Wednesday, November 28, 2012

Recordar Rocha Martins (4)

Politicamente um monárquico liberal, não se eximiu a colaborar no jornal anarco-sindicalista A Batalha, como -- após um inicial bom acolhimento à Ditadura Militar -- a juntar-se às hostes da Oposição, essencialmente republicana, após verificar a natureza autoritária do Estado Novo, contrária ao seu liberalismo de princípio. Ficou para a posteridade o pregão dos ardinas lisboetas, anunciando o República, cada vez que incluía prosa sua: «Fala o Rocha! [O Salazar está à brocha*]».

*falta no original

Monday, November 26, 2012

Valle-Inclán e Portugal



Acaba de ser publicado em Lugo, pela Editorial Axac, o estudo de Rosario Mascato Rey, Valle-Inclán Lusófilo: Documentos (1900-1936). Profunda conhecedora da obra Ramón del Vallé-Inclán, procede a um levantamento das relações portuguesas do autor de Sonta de Outono. Ferreira de Castro, é claro, que por ele nutria grande admiração, mas também Leal da Câmara, Novais Teixeira, Guerra Junqueiro, António Ferro e Armando Boaventura. Oportunamente escreverei a propósito.

Friday, November 23, 2012

incidentais #10 - de como a propósito do pórtico de «A Tempestade» se fala em projectos adiados, numa bisavó, terminando com mais gravidade

(do «Pórtico» de A Tempestade, 1940)

* Já aqui se falou, e voltará a falar-se, da apresentação que Ferreira de Castro escreveu para abrir o seu romance malquisto.
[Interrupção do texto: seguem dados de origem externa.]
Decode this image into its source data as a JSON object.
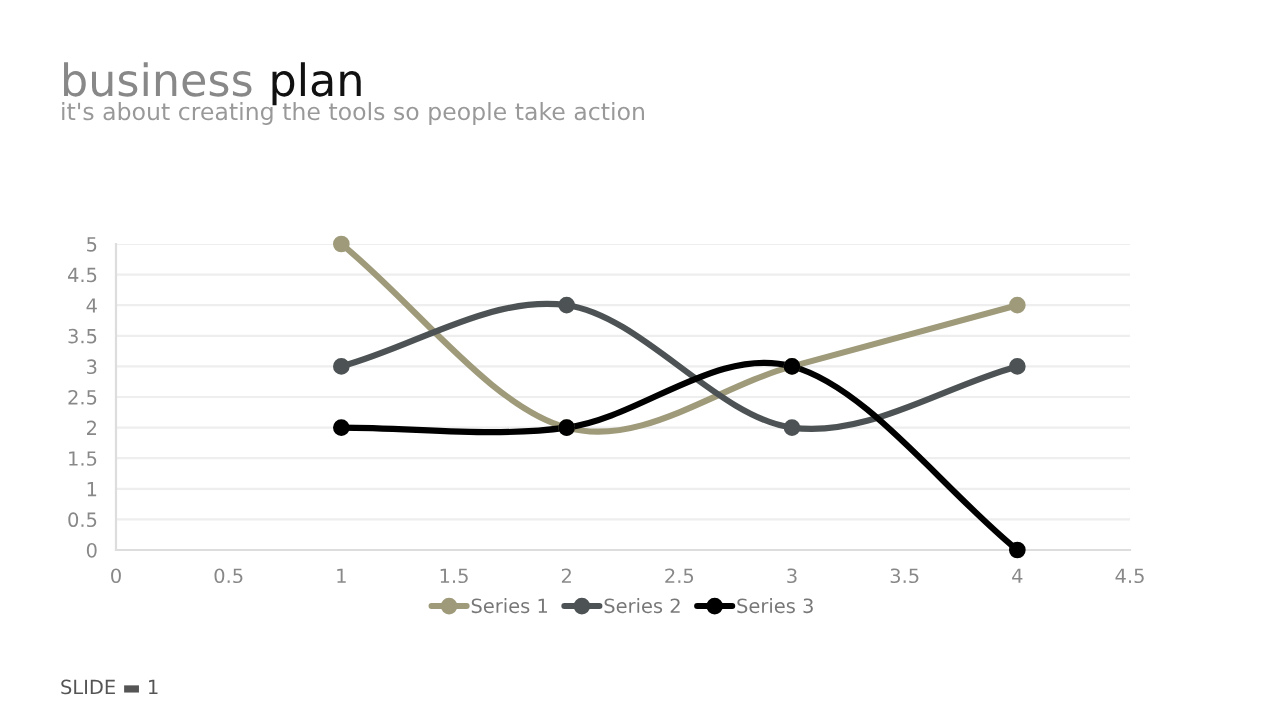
{
  "chart_data": {
    "type": "line",
    "title": "business plan",
    "subtitle": "it's about creating the tools so people take action",
    "x": [
      1,
      2,
      3,
      4
    ],
    "series": [
      {
        "name": "Series 1",
        "color": "#9e9a7a",
        "values": [
          5,
          2,
          3,
          4
        ]
      },
      {
        "name": "Series 2",
        "color": "#4d5354",
        "values": [
          3,
          4,
          2,
          3
        ]
      },
      {
        "name": "Series 3",
        "color": "#000000",
        "values": [
          2,
          2,
          3,
          0
        ]
      }
    ],
    "xlim": [
      0,
      4.5
    ],
    "xticks": [
      0,
      0.5,
      1,
      1.5,
      2,
      2.5,
      3,
      3.5,
      4,
      4.5
    ],
    "ylim": [
      0,
      5
    ],
    "yticks": [
      0,
      0.5,
      1,
      1.5,
      2,
      2.5,
      3,
      3.5,
      4,
      4.5,
      5
    ],
    "grid": "y",
    "legend": "bottom",
    "marker": "circle",
    "line_style": "solid",
    "annotations": [
      "SLIDE ▬ 1"
    ]
  }
}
Essa má-vontade tem tanto de injusto para o livro, uma narrativa psicologista -- traço que esteve sempre presente na obra castriana, basta lembrar Eternidade --, como razão de ser. Só para recordar: O Intervalo, fragmento da projectada e nunca realizada «Biografia do Século XX» estava na gaveta, de onde saiu apenas em 1974, integrado precisamente n'Os Fragmentos; o seu desígnio como romancista chocava com o tempo que lhe era dado viver: Estado Novo, Guerra Civil de Espanha, II Guerra Mundial; para sobreviver, teve de dedicar-se à literatura de viagens; só no pós-guerra, com a abertura do regime, A Lã e a Neve pôde trazer à luz a arte do romance tal como ele a concebia. Para trás, este negregado A Tempestade, escrito com raiva [sic]. Adiante com as injustiças do criador para com a criação...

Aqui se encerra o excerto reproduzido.